Добавить в цитаты Настройки чтения

Страница 104 из 111

— Ещё раз предлагаю, — склонив голову, спрашивает Том.

И Гермиона находит своё преимущество в словах, потому что пытается оттянуть неизбежное.

— Ты говорил, что насильственный путь тоже не самая лучшая сторона! Почему ты думаешь, что это хороший вариант – применить ко мне пытки?!

— Нет, Гермиона, не лучшая сторона, — согласился Том. — Я покажу тебе позже беспроигрышный вариант.

— Н-но… Том, это же глупо! — пытается вразумить его та.

Он качает головой и смотрит на неё пустым взглядом.

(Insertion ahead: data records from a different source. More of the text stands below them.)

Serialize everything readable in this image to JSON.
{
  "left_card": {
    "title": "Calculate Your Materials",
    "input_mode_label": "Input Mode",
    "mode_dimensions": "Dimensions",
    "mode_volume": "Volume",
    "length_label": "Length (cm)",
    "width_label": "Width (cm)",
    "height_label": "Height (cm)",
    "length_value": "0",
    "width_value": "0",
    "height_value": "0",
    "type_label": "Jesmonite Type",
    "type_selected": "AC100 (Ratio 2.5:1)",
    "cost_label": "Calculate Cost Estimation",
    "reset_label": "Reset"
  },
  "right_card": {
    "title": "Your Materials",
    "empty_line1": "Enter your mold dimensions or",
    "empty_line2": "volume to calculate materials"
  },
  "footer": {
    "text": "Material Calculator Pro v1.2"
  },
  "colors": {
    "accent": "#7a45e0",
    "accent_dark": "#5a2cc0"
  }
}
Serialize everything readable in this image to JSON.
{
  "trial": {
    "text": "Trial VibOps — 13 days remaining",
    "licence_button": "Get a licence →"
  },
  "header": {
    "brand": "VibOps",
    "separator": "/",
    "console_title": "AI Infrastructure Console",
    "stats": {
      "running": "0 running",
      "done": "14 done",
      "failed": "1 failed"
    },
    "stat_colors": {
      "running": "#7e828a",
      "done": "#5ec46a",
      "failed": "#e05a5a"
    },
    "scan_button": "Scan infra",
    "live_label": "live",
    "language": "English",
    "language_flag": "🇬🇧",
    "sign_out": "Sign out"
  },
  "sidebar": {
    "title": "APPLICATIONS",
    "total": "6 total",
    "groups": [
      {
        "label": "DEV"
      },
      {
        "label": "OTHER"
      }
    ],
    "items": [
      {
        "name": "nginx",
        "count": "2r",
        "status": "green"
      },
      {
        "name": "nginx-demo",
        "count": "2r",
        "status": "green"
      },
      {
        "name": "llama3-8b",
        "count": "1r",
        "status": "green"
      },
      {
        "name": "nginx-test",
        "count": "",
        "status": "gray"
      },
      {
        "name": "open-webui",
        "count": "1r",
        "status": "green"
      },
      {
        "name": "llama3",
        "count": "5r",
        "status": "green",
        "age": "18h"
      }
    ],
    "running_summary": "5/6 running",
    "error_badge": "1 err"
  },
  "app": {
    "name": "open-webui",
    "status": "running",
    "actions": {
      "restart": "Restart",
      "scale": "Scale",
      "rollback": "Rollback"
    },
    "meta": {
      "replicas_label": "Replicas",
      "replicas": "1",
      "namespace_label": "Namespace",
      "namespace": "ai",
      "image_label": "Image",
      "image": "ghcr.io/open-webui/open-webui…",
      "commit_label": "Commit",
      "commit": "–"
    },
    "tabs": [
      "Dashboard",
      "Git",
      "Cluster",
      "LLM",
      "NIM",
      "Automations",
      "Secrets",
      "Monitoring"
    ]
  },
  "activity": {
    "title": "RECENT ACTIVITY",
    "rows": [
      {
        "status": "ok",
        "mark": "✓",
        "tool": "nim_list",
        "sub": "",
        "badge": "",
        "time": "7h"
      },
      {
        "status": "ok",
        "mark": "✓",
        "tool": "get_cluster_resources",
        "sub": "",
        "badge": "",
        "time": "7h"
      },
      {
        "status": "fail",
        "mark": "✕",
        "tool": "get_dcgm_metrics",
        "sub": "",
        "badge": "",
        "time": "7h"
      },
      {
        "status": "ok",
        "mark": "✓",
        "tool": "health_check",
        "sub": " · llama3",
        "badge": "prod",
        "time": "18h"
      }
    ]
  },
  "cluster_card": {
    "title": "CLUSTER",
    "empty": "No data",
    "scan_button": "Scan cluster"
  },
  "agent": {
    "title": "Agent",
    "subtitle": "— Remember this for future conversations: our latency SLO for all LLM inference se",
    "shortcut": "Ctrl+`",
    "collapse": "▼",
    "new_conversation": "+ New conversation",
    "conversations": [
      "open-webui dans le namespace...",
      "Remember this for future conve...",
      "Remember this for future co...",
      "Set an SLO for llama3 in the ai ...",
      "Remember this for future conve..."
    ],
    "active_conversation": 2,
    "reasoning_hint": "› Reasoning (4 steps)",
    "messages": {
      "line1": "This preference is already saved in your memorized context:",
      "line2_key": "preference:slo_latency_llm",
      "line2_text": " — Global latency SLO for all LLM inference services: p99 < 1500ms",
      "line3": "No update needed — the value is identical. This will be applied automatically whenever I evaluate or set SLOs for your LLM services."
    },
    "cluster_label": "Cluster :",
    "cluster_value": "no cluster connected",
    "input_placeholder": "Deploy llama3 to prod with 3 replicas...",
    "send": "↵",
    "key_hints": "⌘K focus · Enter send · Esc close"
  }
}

— Твою мать, Риддл! Когда я выберусь из твоего чёртового дня, то…

— Что? Тоже будешь меня пытать?

— Я никогда не буду уподобляться тебе!

— Будешь. Я умею убеждать.

Гермиону перекосило от его елейного тона, и она зарычала:

— Ублюдок! Тварь!..

И пронзительный визг оглушил всю комнату – палочка дождалась момента, когда её можно использовать. Гермиона рухнула на диван головой и задёргалась, впиваясь в мягкую ткань пальцами и со всей силы сжимая её, словно пыталась разорвать в клочки. Её душераздирающий крик был сдавленным, и Том прекрасно чувствовал, как она сопротивляется этой боли, этим кинжалам, что воткнулись в каждый волокон нерва, этой невыносимой пытке, успокаивая себя тем, что лучше быть жертвой, чем игрушкой. Кажется, она снова определила, что ей до конца нужно оставаться жертвой, но в тот раз помогло беспамятство, а в этот раз Том не позволит ей такой роскоши. Её не унесёт чёрная тень в место, где всё спокойно и легко. Она будет здесь до тех пор, пока не согласится.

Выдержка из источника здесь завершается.